22 December 2013

The availability of research data

A recently published paper [1] (free preprint here) warns that research data becomes less accessible with time. The authors tried to retrieve email addresses from articles 2 to 22 years old, sent standard messages requiring the data sets and followed up on the responses. In most cases (63%) the addresses were not working or they received no response. The other outcomes were: no information on the status of the data (6%), claim of data loss (7%), refusal to share (4%) and receipt of data (19%).

For some reason, these results caught the attention of the media, leading to dire warnings that scientific data is "disappearing into old email addresses" (UPI) at an "alarming rate" (Slashdot), viz. "the odds of the requested data set still existing fell by 17 percent per year" (Washington Post).

Clearly, the data does not support such an apocalyptic view. The authors are somewhat responsible for this confusion, because by adding the last two outcomes they create a category labeled "extant data" (implying that the remaining 77% are "nonextant") and thus conflate two issues:
  1. The availability of data on casual request
  2. The physical existence of the data
Their study deals with the first point, and a reasonable conclusion would be that scientists are reluctant to do a substantial amount of work (putting together all the data from an experiment in a format legible by someone outside the group) simply on receiving an impersonal message. I guess phone calls would have been more effective.

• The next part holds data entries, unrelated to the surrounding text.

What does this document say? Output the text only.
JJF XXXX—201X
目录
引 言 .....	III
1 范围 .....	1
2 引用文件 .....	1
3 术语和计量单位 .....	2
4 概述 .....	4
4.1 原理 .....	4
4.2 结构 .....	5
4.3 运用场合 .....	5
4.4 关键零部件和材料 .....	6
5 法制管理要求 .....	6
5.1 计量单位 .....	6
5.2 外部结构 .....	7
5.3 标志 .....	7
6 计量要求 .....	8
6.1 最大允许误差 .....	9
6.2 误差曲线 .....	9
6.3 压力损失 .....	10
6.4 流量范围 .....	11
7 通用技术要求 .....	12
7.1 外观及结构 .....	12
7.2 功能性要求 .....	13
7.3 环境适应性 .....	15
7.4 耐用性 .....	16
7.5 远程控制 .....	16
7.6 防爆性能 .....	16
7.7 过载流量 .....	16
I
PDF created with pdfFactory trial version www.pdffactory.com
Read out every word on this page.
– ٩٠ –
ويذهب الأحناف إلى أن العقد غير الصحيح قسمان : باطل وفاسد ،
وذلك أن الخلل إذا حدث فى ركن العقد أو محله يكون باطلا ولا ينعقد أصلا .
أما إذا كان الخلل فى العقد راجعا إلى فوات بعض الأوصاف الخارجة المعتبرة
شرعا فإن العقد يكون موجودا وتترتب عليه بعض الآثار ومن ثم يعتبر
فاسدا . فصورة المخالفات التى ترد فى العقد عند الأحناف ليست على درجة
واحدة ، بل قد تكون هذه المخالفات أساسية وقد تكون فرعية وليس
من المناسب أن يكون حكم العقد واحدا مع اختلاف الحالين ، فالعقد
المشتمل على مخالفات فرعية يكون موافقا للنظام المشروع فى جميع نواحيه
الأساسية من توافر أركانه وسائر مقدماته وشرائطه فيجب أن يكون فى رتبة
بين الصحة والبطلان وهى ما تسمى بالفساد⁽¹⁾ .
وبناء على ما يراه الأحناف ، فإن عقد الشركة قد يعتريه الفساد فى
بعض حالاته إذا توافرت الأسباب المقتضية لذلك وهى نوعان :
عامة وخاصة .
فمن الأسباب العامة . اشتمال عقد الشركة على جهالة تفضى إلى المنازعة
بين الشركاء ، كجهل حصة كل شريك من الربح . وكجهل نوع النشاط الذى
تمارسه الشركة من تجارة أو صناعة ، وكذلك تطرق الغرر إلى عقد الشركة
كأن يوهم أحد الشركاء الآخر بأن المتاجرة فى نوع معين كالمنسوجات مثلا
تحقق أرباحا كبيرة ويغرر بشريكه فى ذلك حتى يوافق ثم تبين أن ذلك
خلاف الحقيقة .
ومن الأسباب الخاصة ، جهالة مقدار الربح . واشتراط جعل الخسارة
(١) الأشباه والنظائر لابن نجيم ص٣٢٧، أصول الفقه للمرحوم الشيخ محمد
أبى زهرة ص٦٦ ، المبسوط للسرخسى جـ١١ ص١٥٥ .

To address the second issue, one would need to take at face value the 7% declared as lost and extrapolate the ratio (lost/responded) to all the requests.This approach has a few shortcomings:
  1. The number of "lost data" responses is very small.
  2. The respondents may have pretended that data was lost simply to make the request go away.
  3. The "lost data" category also includes information stored on "inaccessible storage media", meaning in practice "harder to retrieve" and not "lost forever".
  4. Finally, the authors exclude from their statistics papers for which the data was publicly available. Since this is exactly the solution they advocate, I find their choice very strange.
Mandating full data sharing is an interesting idea and Vines's paper makes a good case for it but the sky is not falling...

[1] T. H. Vines et al., The Availability of Research Data Declines Rapidly with Article Age, Current Biology (2013).